Peru’s President Ollanta Humala said he plans policy changes to boost domestic demand and offset tumbling mining exports that have dragged growth to its weakest pace in five years.

Depressed global mineral prices and softer demand for commodities from China have been eating away at Peru’s growth rates, which topped 6% annually for much of the past decade.

The government has said it will lower its forecast of 5.7% GDP growth for 2014.

Humala, whose popularity ratings have slumped, declined in an interview with Reuters to give details of the plans, saying that he would flesh out the new policies in an annual speech to the nation on July 28.

But he said the measures would build on an earlier raft of reforms approved this month by congress designed to lure more investments by cutting red tape, easing environmental rules and locking in tax rates for big mining projects.

“Peru has solid fundamentals to not just pass these measures and dynamise domestic demand and supply, but also to keep taking steps so that we get through this slowdown as soon as possible,” Humala said.

Humala, a former left-leaning military officer who has ended up sticking to the pro-business policies that helped drive a decade of robust growth, called the economic slowdown “temporary”.

Peru’s central bank last week surprised the market with a 25-basis-point rate cut, though it said the move did not necessarily mark the beginning of an easing cycle.

Analysts say the South American country’s current account deficit is at a record high.

The Andean country is a top global exporter of copper, gold and silver, and several global miners operate there, including Southern Copper, Newmont Mining, Rio Alto Mining, Chinalco and MMG Ltd.

Humala said that he was determined to diversify the commodities-based economy so that “we depend less on raw materials and more on the training, intelligence and talent of Peruvians”, but did not elaborate.

The economic slowdown has piled more pressure on Humala, whose popularity has sunk to 21%, a new low for his time in power since 2011, with respondents citing rising crime levels, endemic corruption and broken campaign promises.

But Humala, who is constitutionally barred from taking a second consecutive term, brushed off the polls and said he would continue to lead as he saw fit.

“My concern is the country, not polls,” Humala said.

Considered the world’s largest producer of cocaine, Peru has begun talks with the US over resuming a programme to let Peruvian authorities force down aircraft thought to be transporting drugs.

Peru abandoned a similar programme in 2001 after its military accidentally shot down an airplane carrying missionaries, killing a US woman and her baby and sparking international criticism.
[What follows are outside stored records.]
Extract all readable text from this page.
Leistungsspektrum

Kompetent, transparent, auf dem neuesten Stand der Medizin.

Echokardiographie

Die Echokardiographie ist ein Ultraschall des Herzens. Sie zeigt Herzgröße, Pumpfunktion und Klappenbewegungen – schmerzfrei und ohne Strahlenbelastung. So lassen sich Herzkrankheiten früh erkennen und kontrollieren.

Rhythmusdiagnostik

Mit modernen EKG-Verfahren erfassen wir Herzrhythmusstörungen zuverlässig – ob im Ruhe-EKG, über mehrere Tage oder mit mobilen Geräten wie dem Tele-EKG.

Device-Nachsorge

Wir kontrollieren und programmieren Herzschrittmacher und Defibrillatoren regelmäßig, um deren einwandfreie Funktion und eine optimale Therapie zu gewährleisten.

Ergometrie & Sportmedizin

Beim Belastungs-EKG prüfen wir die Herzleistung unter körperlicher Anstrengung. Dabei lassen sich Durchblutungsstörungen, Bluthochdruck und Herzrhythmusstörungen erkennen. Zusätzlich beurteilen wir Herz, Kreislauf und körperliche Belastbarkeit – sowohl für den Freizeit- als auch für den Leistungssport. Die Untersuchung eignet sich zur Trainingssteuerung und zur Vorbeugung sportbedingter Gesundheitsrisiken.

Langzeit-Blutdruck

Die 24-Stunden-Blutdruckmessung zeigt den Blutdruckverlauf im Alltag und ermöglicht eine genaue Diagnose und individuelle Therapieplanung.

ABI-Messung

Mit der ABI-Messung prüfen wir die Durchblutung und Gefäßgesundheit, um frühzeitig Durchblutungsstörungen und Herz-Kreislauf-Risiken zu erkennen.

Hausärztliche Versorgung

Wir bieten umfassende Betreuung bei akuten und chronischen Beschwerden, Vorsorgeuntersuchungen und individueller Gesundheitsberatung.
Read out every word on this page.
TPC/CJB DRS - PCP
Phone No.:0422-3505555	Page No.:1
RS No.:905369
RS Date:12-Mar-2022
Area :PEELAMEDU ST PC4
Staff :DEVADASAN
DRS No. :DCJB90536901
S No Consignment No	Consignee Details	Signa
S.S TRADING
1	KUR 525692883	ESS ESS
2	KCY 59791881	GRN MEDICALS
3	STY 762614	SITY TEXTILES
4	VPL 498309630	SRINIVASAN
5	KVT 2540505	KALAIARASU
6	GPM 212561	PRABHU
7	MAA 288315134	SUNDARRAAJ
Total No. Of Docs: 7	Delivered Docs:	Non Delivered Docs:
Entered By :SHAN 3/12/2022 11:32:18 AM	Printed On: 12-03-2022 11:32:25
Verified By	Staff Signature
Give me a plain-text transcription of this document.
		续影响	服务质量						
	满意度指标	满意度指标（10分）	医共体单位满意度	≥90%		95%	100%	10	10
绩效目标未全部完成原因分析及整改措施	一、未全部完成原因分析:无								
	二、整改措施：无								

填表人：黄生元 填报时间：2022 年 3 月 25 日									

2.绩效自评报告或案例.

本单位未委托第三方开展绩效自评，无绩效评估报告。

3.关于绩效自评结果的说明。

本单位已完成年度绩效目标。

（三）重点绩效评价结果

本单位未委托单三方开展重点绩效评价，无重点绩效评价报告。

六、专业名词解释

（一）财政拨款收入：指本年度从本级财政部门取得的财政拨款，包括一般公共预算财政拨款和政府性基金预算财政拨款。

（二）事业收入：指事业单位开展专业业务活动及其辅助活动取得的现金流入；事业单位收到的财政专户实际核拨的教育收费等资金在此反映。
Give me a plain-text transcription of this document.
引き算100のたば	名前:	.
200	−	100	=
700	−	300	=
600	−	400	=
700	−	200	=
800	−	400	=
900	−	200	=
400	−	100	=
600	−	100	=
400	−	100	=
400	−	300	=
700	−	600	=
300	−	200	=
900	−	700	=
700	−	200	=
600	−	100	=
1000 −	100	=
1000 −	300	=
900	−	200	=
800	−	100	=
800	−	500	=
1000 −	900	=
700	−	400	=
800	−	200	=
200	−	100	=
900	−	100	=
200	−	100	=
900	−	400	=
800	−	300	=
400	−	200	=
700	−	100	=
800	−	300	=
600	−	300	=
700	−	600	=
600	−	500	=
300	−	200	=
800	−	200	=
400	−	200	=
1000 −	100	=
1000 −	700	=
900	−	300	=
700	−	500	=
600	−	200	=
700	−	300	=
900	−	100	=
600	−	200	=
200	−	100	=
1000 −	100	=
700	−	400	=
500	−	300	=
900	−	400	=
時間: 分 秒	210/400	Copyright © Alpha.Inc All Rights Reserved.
At the time, Washington provided logistics.

The US is a key backer of Peru’s efforts to curb drug trafficking but is barred legally from funding activities that could result in a civilian plane being shot down.

“The idea is to go back to carrying out aerial interdiction, and we will take the sovereign decisions so we can do that,” Humala said. “We want to do it in the right way, but Peru has needs that it must fulfil.”

About half of Peru’s coca, the main ingredient in cocaine, is produced in a dangerous swathe of jungle valleys known as the VRAEM, where a remnant band of Shining Path rebels gets a cut of drug trafficking and occasionally attacks security forces.

Humala abruptly replaced his anti-drug chief in May. The government said later it was backing off a goal of eradicating most coca fields in the area because of concerns of clashes with rebels.

Instead, it wants to persuade farmers in the area to switch from coca to cash crops, including coffee and cacao.

“What we want is to consolidate a balanced policy,” Humala said. “But without spilling blood.”